QINNs integrate quantum information concepts into neural networks, using quantum Fisher information matrices to improve particle collision analysis, offering enhanced interpretability and expressivity in collider data modeling.

Contribution

This paper introduces QINNs, a framework that incorporates quantum information measures into classical neural networks, demonstrated through jet tagging with improved expressivity and physical interpretability.

Findings

QFIM-based embeddings improve jet classification accuracy.

QINNs reveal physically meaningful patterns in collider data.

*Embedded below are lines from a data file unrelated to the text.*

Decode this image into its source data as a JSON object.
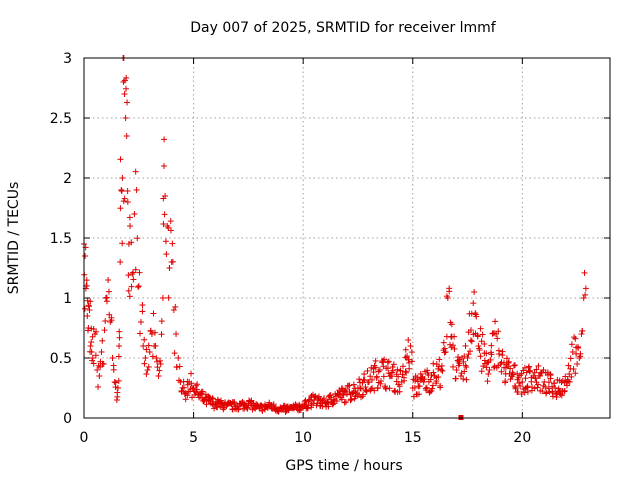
{
  "chart_data": {
    "type": "scatter",
    "title": "Day 007 of 2025, SRMTID for receiver lmmf",
    "xlabel": "GPS time / hours",
    "ylabel": "SRMTID / TECUs",
    "xlim": [
      0,
      24
    ],
    "ylim": [
      0,
      3
    ],
    "xticks": [
      0,
      5,
      10,
      15,
      20
    ],
    "xtick_labels": [
      "0",
      "5",
      "10",
      "15",
      "20"
    ],
    "yticks": [
      0,
      0.5,
      1,
      1.5,
      2,
      2.5,
      3
    ],
    "ytick_labels": [
      "0",
      "0.5",
      "1",
      "1.5",
      "2",
      "2.5",
      "3"
    ],
    "grid": true,
    "marker": "+",
    "color": "#e00000",
    "series": [
      {
        "name": "SRMTID",
        "x": [
          0.0,
          0.05,
          0.1,
          0.15,
          0.2,
          0.25,
          0.3,
          0.35,
          0.4,
          0.5,
          0.6,
          0.7,
          0.8,
          0.9,
          1.0,
          1.1,
          1.2,
          1.3,
          1.4,
          1.5,
          1.55,
          1.6,
          1.65,
          1.7,
          1.75,
          1.8,
          1.85,
          1.9,
          1.95,
          2.0,
          2.05,
          2.1,
          2.2,
          2.3,
          2.4,
          2.5,
          2.6,
          2.7,
          2.8,
          2.9,
          3.0,
          3.1,
          3.2,
          3.3,
          3.4,
          3.5,
          3.6,
          3.65,
          3.7,
          3.8,
          3.9,
          4.0,
          4.1,
          4.2,
          4.3,
          4.4,
          4.5,
          4.6,
          4.8,
          5.0,
          5.2,
          5.5,
          6.0,
          6.5,
          7.0,
          7.5,
          8.0,
          8.5,
          9.0,
          9.5,
          10.0,
          10.5,
          11.0,
          11.5,
          12.0,
          12.5,
          13.0,
          13.5,
          14.0,
          14.5,
          14.9,
          15.0,
          15.5,
          16.0,
          16.3,
          16.5,
          16.6,
          17.0,
          17.2,
          17.5,
          17.8,
          18.0,
          18.5,
          18.8,
          19.0,
          19.5,
          20.0,
          20.5,
          21.0,
          21.5,
          22.0,
          22.3,
          22.5,
          22.6,
          22.7,
          22.8,
          22.9
        ],
        "y": [
          1.45,
          1.35,
          1.1,
          0.85,
          0.75,
          0.9,
          0.6,
          0.55,
          0.5,
          0.7,
          0.4,
          0.35,
          0.55,
          0.45,
          1.0,
          1.15,
          0.8,
          0.5,
          0.3,
          0.15,
          0.25,
          0.6,
          1.3,
          1.9,
          2.0,
          2.8,
          2.7,
          2.5,
          2.35,
          1.8,
          1.45,
          1.6,
          1.2,
          1.7,
          1.9,
          1.1,
          0.8,
          0.6,
          0.5,
          0.4,
          0.55,
          0.7,
          0.6,
          0.5,
          0.35,
          0.45,
          1.0,
          2.1,
          1.85,
          1.6,
          1.25,
          1.3,
          0.9,
          0.7,
          0.5,
          0.3,
          0.25,
          0.2,
          0.3,
          0.25,
          0.2,
          0.15,
          0.12,
          0.1,
          0.1,
          0.12,
          0.08,
          0.1,
          0.07,
          0.08,
          0.1,
          0.15,
          0.12,
          0.18,
          0.2,
          0.25,
          0.3,
          0.4,
          0.35,
          0.3,
          0.6,
          0.25,
          0.3,
          0.35,
          0.4,
          0.55,
          1.0,
          0.4,
          0.35,
          0.5,
          1.05,
          0.6,
          0.4,
          0.7,
          0.45,
          0.35,
          0.3,
          0.35,
          0.3,
          0.25,
          0.3,
          0.55,
          0.45,
          0.5,
          0.7,
          1.0,
          1.08
        ]
      }
    ],
    "outlier": {
      "x": 17.2,
      "y": 0.0
    }
  }
}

Enhanced model interpretability with quantum-inspired features.

Abstract

Classical deep neural networks can learn rich multi-particle correlations in collider data, but their inductive biases are rarely anchored in physics structure. We propose quantum-informed neural networks (QINNs), a general framework that brings quantum information concepts and quantum observables into purely classical models. While the framework is broad, in this paper, we study one concrete realisation that encodes each particle as a qubit and uses the Quantum Fisher Information Matrix (QFIM) as a compact, basis-independent summary of particle correlations. Using jet tagging as a case study, QFIMs act as lightweight embeddings in graph neural networks, increasing model expressivity and plasticity. The QFIM reveals distinct patterns for QCD and hadronic top jets that align with physical expectations. Thus, QINNs offer a practical, interpretable, and scalable route to quantum-informed analyses, that is, tomography, of particle collisions, particularly by enhancing well-established deep learning approaches.